Tissue uptake of zinc in rats following the administration of zinc dipicolinate or zinc histidinate.

Tissue uptake of zinc was determined in rats fed a low zinc diet (less than 1 ppm Zn) and an adequate zinc diet (20 ppm Zn) following the intramuscular injection of either zinc dipicolinate (ZnPA2) or zinc histidinate (ZnHis). Significant differences were observed when dietary and treatment effects on zinc uptake were compared in pancreas, duodenum, jejunum, ileum, kidney, and liver. Zinc uptake by the pancreas was higher in rats fed adequate zinc than in rats fed low zinc regardless of which zinc complex was injected, suggesting that the pancreas has a role in zinc excretion. Since ZnHis was more readily taken up than ZnPA2 by the pancreas of rats on the zinc-adequate diet, zinc chelated by histidine may be more readily excreted than zinc chelated by picolinic acid.

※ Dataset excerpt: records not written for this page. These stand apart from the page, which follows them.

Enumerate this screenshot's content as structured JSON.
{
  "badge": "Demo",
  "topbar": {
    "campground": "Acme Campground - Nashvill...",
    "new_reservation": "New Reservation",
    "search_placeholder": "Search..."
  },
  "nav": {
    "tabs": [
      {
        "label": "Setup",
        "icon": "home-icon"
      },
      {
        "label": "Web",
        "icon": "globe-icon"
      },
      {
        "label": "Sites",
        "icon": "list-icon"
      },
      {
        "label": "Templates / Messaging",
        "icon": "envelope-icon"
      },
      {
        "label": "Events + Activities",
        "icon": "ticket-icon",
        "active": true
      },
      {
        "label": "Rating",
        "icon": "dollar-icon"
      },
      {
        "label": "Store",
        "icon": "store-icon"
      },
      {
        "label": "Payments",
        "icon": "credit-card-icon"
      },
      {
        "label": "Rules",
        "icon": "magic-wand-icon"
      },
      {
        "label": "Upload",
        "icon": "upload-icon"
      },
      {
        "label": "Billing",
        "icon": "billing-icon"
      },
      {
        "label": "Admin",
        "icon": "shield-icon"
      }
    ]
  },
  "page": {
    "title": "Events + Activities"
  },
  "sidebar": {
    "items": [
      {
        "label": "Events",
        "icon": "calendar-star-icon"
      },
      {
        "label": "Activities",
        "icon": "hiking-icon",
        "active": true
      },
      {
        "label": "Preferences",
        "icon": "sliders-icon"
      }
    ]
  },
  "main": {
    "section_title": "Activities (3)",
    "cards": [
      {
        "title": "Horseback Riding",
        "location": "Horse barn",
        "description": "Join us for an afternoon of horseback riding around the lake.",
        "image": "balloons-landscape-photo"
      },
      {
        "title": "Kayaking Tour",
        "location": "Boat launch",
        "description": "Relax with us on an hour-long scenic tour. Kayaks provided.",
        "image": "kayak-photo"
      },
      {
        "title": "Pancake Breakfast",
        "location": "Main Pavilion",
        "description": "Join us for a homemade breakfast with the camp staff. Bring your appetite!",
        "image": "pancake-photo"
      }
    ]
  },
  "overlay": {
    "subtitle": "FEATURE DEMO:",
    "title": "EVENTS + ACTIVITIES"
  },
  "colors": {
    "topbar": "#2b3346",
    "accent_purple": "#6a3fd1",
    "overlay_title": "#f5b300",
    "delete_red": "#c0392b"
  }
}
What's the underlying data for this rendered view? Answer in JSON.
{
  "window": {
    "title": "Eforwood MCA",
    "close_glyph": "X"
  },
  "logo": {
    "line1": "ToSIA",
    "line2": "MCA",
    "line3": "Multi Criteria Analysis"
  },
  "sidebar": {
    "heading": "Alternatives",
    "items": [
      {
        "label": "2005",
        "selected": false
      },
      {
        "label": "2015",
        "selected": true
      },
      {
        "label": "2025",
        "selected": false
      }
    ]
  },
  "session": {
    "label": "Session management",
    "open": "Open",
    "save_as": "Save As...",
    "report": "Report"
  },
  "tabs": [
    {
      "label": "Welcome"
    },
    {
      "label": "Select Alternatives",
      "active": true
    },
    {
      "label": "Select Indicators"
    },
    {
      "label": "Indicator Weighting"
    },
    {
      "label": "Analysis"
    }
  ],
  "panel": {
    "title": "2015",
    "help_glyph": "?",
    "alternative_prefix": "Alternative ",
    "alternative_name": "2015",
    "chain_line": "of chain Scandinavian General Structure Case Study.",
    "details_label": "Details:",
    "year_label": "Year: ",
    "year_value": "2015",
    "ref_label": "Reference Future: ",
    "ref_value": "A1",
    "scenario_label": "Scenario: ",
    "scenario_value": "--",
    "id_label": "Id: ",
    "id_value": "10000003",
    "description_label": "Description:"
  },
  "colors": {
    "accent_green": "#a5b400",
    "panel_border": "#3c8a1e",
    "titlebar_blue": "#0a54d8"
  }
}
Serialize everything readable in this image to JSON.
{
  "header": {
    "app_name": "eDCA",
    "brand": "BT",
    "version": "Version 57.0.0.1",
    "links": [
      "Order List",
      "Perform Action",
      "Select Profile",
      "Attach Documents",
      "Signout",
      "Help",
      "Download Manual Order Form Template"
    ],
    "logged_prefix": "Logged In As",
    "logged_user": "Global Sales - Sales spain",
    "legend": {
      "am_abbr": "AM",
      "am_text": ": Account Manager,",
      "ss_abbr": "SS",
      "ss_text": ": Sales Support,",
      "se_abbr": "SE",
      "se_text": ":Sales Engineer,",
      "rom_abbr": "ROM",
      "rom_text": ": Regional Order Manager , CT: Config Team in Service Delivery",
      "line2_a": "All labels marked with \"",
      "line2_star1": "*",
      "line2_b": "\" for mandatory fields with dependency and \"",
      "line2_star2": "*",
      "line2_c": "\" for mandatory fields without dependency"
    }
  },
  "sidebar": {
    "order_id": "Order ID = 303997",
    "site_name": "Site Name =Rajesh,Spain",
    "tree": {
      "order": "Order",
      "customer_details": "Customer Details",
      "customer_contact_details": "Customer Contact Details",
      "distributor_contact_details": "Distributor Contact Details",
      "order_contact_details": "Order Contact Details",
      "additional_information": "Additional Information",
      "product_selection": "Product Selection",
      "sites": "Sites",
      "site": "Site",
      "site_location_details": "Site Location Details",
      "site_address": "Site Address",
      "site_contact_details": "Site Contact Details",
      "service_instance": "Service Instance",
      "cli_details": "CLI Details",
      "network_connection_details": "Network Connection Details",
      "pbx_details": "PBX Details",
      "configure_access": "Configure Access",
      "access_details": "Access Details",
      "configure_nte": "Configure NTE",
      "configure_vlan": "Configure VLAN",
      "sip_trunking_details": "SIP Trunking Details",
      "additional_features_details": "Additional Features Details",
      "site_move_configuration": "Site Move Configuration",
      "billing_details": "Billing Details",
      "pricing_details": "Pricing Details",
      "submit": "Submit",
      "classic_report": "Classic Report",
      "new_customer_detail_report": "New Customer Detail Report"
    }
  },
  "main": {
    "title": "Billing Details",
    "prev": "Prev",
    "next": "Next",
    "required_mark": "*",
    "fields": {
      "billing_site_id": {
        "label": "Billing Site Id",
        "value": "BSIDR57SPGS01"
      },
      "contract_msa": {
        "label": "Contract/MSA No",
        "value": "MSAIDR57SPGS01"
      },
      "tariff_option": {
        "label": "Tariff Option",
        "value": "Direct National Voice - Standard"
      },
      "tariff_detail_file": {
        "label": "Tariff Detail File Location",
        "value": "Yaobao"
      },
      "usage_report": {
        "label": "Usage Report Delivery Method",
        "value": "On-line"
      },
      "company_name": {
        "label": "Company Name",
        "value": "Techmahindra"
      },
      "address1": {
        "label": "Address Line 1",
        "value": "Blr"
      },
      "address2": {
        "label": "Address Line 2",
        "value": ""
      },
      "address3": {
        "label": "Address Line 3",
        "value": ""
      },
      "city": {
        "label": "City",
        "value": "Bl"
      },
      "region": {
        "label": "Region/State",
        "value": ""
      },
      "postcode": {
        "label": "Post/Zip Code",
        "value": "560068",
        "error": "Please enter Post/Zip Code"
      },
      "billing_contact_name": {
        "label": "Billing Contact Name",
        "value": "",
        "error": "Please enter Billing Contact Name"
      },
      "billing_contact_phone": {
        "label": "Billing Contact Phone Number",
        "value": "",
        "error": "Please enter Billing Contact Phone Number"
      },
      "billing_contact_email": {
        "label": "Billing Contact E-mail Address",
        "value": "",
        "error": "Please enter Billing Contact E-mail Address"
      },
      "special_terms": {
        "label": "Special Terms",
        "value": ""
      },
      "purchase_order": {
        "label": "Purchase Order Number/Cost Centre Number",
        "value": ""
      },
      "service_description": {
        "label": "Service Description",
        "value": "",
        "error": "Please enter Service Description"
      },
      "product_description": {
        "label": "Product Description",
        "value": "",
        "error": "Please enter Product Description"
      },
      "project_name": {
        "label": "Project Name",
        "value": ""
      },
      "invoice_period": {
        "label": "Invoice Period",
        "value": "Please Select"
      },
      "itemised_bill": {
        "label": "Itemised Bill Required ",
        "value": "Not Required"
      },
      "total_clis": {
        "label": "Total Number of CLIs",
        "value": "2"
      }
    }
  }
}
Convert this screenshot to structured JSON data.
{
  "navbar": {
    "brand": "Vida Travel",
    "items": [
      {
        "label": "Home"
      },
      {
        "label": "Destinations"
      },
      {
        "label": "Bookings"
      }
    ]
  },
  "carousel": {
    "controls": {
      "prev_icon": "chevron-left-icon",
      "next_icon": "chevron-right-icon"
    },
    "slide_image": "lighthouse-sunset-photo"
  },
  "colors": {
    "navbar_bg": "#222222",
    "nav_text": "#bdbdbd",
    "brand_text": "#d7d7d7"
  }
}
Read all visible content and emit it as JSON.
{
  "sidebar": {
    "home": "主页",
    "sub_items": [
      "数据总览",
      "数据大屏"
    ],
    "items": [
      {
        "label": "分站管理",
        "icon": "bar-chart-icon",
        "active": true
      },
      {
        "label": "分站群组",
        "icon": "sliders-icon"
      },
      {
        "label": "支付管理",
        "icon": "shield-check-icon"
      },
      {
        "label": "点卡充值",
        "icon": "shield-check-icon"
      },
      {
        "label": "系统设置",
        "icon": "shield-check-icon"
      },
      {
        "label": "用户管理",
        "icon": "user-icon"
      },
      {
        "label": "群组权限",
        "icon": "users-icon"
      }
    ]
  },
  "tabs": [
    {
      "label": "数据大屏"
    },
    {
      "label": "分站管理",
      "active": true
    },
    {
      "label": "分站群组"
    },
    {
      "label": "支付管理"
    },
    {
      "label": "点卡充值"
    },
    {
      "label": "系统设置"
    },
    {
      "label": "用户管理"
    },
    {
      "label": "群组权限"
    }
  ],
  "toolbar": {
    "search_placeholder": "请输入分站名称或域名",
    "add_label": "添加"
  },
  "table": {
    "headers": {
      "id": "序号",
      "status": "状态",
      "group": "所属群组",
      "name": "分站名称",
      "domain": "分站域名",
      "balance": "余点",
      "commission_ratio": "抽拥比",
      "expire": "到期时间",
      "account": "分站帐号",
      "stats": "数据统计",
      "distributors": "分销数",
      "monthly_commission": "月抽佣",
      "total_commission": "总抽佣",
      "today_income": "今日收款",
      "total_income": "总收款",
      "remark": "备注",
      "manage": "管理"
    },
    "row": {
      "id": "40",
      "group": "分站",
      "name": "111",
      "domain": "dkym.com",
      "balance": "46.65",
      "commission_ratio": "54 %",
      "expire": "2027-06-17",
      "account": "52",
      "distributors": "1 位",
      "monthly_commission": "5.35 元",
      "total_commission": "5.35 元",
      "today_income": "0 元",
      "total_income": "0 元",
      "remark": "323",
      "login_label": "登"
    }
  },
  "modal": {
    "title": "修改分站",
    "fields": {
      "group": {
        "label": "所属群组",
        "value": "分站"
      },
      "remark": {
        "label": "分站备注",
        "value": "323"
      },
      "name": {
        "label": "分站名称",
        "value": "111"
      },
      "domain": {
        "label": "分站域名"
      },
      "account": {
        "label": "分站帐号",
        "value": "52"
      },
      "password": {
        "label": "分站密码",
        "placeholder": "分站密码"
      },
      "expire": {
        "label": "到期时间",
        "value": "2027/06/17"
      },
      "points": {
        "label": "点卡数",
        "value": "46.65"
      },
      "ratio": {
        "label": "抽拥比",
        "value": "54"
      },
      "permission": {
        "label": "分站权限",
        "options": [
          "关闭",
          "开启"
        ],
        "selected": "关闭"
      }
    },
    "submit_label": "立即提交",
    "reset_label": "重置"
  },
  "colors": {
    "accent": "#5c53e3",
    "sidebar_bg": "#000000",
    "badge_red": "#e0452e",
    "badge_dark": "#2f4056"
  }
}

No differences in zinc uptake were observed in the intestinal segments from rats fed low zinc compared to rats fed adequate zinc. However, in rats fed low zinc, ZnPA2 was more readily taken up than ZnHis by all intestinal segments implying that zinc chelated by picolinic acid may be more available for storage or utilization by the small intestine than zinc chelated by histidine. Also, the ileum had the highest zinc uptake regardless of which zinc complex was injected. Since the ileum has the largest population of Paneth cells, and high zinc uptake observed in this segment of the small intestine suggests a role for Paneth cells in zinc homeostasis.[1]